Adaptive multigrid methods for heterogeneous problems

Scott MacLachlan

Department of Computer Science and Engineering
University of Minnesota
4-192 EE/CS Building
200 Union Street SE
Minneapolis, MN 55455


Abstract

In recent years, substantial effort has been focused on developing methods capable of solving the large linear systems that arise from the discretization of partial differential equations. Multilevel methods, such as multigrid, provide optimal or near-optimal order solution techniques for many of these systems, based on the construction of coarse-scale problems that complement the fine-scale relaxation. Classical geometric and algebraic multigrid methods rely on (implicit) assumptions about the performance of relaxation in order to develop appropriately complementary coarse-grid correction processes. These assumptions lead to optimal (linear-scaling) methods, at the expense of robustness; the true potential of the multigrid approach has only been realized for a small class of problems.

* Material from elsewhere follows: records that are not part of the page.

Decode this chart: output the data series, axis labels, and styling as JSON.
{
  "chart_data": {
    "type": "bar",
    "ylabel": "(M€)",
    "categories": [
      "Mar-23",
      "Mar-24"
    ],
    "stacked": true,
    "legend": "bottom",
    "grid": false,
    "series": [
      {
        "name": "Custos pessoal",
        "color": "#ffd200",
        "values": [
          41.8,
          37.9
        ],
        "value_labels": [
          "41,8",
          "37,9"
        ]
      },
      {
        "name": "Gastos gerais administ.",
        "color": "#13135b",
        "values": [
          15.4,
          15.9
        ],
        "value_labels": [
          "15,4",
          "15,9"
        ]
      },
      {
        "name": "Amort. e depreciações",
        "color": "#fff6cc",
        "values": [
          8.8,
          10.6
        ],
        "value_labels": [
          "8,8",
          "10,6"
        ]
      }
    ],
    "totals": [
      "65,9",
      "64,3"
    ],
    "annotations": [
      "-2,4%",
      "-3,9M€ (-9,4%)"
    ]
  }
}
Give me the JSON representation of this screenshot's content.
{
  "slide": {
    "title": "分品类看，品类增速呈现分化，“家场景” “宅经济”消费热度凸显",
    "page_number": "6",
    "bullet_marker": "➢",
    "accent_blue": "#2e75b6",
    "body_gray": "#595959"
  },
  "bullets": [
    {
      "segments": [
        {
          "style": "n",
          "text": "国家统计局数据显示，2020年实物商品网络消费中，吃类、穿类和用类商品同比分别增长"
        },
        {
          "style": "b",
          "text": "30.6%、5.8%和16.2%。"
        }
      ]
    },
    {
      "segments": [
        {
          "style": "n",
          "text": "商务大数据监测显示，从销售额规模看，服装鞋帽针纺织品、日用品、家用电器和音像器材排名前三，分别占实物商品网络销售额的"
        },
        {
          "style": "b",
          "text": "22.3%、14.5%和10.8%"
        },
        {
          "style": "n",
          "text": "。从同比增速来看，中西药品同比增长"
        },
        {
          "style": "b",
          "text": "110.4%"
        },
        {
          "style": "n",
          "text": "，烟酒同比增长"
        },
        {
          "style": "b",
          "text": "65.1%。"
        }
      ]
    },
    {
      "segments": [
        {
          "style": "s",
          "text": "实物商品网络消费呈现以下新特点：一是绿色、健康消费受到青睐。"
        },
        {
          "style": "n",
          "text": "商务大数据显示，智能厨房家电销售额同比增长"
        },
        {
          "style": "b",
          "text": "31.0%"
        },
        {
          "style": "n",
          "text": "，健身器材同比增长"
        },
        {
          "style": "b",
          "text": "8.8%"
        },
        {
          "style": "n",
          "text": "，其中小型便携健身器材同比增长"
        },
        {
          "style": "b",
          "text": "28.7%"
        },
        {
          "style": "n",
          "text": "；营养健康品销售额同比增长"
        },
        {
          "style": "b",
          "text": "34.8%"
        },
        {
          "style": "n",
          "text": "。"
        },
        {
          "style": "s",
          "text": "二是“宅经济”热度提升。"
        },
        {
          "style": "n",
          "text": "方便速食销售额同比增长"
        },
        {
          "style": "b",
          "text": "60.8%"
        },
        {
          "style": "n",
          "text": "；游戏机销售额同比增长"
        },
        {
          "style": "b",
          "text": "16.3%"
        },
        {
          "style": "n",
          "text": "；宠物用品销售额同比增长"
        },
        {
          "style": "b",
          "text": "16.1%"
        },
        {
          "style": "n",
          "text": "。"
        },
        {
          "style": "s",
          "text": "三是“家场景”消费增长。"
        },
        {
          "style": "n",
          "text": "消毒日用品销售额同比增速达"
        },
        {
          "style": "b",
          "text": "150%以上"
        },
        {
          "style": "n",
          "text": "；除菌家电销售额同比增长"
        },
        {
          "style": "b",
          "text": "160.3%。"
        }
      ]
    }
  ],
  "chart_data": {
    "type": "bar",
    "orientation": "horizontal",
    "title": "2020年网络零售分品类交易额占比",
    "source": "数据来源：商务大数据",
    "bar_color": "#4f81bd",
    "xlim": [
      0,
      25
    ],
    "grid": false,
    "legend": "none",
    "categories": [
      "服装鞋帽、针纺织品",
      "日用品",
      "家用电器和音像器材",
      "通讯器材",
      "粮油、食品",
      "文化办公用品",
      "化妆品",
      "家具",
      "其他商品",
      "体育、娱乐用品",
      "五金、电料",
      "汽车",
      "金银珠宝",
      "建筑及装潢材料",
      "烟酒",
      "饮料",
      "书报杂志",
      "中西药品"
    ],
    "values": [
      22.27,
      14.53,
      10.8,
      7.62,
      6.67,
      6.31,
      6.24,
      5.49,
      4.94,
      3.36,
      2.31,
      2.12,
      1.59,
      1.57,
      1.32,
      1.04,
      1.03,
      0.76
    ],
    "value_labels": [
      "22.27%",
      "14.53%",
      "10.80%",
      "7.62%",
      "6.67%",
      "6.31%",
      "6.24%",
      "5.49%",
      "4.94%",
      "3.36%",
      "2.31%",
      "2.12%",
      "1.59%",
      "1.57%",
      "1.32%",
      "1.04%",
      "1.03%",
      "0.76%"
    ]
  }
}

In this talk, I will introduce the adaptive multigrid framework and discuss its application to problems in heterogeneous media. The aim of this approach is to reduce the restrictions imposed by the assumptions on relaxation, thus allowing for efficient black-box multigrid solution of a wider class of problems. Relaxation is used directly, to expose the components that slow convergence. Having identified these troublesome components, we construct complementary processes to avoid such failings. In this way, the multigrid solver itself is adapted to improve performance. The robustness of this approach is demonstrated, including its application to systems from linear elasticity and quantum chromodynamics.